The following are some examples of certificate rotation:
-
Replacement of the certificate chain and key pair (server secret)
Use when:
-
Certificates expire
-
Server or intermediate CA keys have been compromised
-
-
Replacement of the whole PKI (both Operator and server secrets)
Use when:
-
The root CA has been compromised
-
The relevant errors will be shown when a certificate is found to be invalid or compromised.

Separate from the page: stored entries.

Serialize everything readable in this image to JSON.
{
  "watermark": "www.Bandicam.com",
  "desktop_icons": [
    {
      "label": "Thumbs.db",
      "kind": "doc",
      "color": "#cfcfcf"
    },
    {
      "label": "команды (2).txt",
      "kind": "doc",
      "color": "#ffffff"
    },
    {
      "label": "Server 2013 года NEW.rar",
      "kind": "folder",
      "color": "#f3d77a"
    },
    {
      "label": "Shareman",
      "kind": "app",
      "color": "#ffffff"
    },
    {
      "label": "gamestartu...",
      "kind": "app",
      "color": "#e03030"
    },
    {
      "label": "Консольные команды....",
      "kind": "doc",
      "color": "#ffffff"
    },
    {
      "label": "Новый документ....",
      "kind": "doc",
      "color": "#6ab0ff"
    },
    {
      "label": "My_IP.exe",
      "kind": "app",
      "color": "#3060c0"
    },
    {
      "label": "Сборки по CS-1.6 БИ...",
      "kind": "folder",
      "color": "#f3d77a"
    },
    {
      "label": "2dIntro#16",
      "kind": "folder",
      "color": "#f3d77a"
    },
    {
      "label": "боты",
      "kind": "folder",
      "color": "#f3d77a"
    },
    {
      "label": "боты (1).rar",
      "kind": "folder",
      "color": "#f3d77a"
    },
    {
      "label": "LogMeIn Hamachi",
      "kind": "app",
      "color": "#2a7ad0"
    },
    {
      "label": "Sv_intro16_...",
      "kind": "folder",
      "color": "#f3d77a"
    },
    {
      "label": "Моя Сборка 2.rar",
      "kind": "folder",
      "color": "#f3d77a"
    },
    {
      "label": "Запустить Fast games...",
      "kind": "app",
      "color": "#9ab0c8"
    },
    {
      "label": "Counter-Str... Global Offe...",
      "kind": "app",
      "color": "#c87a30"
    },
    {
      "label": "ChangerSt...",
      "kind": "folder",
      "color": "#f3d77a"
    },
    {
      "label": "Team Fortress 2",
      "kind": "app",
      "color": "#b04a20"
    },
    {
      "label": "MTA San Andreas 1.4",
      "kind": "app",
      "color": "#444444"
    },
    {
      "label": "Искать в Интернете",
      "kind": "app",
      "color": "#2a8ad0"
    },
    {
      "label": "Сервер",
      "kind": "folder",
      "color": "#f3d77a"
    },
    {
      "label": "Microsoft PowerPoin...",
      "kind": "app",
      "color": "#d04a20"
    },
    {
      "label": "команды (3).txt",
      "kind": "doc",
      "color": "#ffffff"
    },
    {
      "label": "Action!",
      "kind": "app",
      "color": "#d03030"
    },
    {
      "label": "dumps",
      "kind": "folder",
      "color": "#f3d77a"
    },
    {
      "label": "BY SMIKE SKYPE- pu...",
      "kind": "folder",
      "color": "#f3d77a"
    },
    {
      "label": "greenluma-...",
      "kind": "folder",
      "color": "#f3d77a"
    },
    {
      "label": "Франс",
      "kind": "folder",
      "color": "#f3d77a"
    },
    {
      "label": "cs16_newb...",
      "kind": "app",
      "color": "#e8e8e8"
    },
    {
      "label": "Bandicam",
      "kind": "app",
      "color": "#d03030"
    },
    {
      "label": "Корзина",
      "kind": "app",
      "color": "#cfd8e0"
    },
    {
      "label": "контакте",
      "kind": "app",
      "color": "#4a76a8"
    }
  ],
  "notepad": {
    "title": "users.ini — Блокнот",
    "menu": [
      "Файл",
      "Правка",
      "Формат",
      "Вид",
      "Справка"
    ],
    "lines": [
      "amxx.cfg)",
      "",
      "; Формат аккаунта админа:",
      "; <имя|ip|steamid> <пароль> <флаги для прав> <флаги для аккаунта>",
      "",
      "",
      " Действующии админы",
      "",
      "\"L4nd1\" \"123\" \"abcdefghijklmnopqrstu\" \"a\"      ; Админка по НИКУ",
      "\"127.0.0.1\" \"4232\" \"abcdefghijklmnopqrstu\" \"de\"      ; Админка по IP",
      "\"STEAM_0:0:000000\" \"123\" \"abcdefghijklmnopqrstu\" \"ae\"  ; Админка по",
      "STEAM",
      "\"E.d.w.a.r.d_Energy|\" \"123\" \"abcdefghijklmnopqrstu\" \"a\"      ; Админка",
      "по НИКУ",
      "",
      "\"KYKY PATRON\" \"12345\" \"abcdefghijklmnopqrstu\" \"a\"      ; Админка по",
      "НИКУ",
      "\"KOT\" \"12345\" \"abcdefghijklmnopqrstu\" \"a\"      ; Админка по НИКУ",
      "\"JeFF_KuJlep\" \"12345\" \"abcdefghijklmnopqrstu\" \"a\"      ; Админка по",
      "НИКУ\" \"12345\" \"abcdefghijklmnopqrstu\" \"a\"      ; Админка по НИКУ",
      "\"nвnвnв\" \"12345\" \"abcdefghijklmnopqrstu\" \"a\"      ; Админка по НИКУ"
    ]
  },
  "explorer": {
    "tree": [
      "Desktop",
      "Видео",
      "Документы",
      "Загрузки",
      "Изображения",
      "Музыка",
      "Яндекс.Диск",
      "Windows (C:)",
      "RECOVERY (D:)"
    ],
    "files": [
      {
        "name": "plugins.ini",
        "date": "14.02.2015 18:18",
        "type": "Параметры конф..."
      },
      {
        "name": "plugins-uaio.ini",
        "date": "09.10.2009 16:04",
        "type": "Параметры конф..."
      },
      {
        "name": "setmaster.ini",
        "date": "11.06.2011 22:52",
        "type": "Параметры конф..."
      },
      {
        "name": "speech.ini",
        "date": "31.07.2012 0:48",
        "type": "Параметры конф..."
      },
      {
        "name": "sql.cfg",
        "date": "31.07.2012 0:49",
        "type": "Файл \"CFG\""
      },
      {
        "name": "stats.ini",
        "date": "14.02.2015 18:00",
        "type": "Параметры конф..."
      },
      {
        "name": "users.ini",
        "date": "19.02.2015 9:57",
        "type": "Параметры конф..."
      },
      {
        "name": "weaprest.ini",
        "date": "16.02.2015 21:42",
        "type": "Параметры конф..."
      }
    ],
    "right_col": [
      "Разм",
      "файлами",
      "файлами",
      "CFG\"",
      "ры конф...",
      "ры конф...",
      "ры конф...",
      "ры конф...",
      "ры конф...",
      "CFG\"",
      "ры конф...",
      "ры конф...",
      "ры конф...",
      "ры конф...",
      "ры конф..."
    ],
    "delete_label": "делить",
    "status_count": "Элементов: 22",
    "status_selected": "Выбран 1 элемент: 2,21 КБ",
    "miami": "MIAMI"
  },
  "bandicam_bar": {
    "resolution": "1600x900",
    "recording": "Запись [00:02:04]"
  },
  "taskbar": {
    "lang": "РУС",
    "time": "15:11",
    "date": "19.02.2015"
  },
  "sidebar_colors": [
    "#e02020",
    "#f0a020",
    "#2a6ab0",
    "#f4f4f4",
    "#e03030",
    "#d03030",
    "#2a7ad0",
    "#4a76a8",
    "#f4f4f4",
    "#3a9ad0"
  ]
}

certificate cannot be verified: x509: certificate has expired or is not yet valid
certificate cannot be verified: x509: certificate signed by unknown authority
Replacing Server Certificates
In the event of server certificate expiry or compromise, a new certificate and key pair generated by the same CA can be used to create a new server TLS secret to be loaded onto Couchbase Server pods, replacing the existing secret. If a certificate chain is being used, it’s possible to just generate a new leaf certificate from the intermediate CA.
First, get the existing secret and direct it into a new YAML file (resource.yaml
in this example):
kubectl get secret couchbase-server-tls -o yaml > resource.yaml
The contents of the new file will look similar to the following:
apiVersion: v1
kind: Secret
metadata:
name: couchbase-server-tls
type: Opaque
data:
chain.pem: Q2VydGlmaWXRhO...
pkey.key: LS0tLS1CRUdJTi...
Next, replace the relevant data fields in the YAML file. To do this, start by base64-encoding the PKI files in question.
Certificate chain:
base64 -i chain.pem
Private key:
base64 -i pkey.key
Then replace the relevant fields under data
with the new base64 values:
apiVersion: v1
kind: Secret
metadata:
name: couchbase-server-tls
type: Opaque
data:
chain.pem: NhdGU6CiAgICBEY...
pkey.key: LSUlFcFFJQkFBS0N...
Finish the certificate rotation by pushing the new secret to Kubernetes:
kubectl replace -f resource.yaml
You can then check that the new secret has been applied:
kubectl get secret couchbase-server-tls -o yaml
apiVersion: v1
data:
chain.pem: NhdGU6CiAgICBEY...
pkey.key: LSUlFcFFJQkFBS0N...
kind: Secret
metadata:
creationTimestamp: "2019-01-09T09:42:35Z"
name: couchbase-server-tls
namespace: default
resourceVersion: "116380"
selfLink: /api/v1/namespaces/default/secrets/couchbase-server-tls
uid: e5111d54-13f2-11e9-baeb-0ac70bf4cf44
type: Opaque
Each pod will have a copy of the new certificate and key in a mounted inbox on each node.
Since the Operator secret (couchbase-operator-tls ) contains the root CA, there should be no need to rotate the Operator secret when a server certificate has been compromised or expired.
However, if the root CA has been compromised, you will need to replace the Operator secret, as described in the next section.
|
Replacing the entire PKI
If the root CA is compromised, a full rotation and replacement of the PKI will be required. When you replace the PKI, you’ll also need to replace the server and Operator TLS secrets with ones that include certificates and keys that align to the new CA.
Replacing the Operator secret (couchbase-operator-tls
) involves the same procedure as replacing the server secret.